I watched The Friends of Eddie Coyle (1973) over the weekend. Directed by Peter Yates (who also did the great Breaking Away), it only occasionally follows Coyle (Robert Mitchum), a small-time crook trying to decide whether to snitch on his clients, focusing instead on a broad range of bank robbers, gun runners, and hit men. The Criterion Collection’s DVD is, as always, terrific. As other people have noted, the movie’s soundtrack (in that cheesy 1970s land between funk and porn) has not aged well, but it’s not that distracting -- and even fits, since you couldn’t mistake the setting for any other time period. Everything else is great. The penultimate and final scenes, in particular, are perfectly done. You can watch a scene at the Criterion site, and see A. O. Scott’s video review of the movie here.
OK, now for the early best of 2010. Fish Tank is the second full-length feature by British director Andrea Arnold, and the acting debut of Katie Jarvis, who plays 15-year-old Mia.

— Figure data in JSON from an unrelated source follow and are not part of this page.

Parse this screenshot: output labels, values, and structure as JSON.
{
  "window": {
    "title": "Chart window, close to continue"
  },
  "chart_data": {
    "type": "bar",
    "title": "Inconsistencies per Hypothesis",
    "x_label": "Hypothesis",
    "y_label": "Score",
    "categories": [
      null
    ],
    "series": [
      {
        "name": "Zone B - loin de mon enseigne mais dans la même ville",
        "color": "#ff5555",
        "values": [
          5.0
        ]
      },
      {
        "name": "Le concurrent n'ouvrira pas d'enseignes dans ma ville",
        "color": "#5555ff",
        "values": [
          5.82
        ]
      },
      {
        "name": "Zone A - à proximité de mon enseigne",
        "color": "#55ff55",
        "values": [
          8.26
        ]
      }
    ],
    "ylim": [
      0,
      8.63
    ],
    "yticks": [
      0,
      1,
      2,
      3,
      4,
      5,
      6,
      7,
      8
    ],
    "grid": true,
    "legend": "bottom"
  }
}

Jarvis is 18, and was noticed by a casting director while arguing with her boyfriend at a railway station. That’s a perfect story, because Mia is the angry working-class daughter of a single mother. Passionate about dance but disaffected about everything else, Mia’s life is changed by the appearance of her mother’s new boyfriend. The cast is uniformly excellent, but more importantly Arnold is a supremely assured filmmaker -- the look and feel of the movie make even the most minor moments part of an original whole. Highly recommended.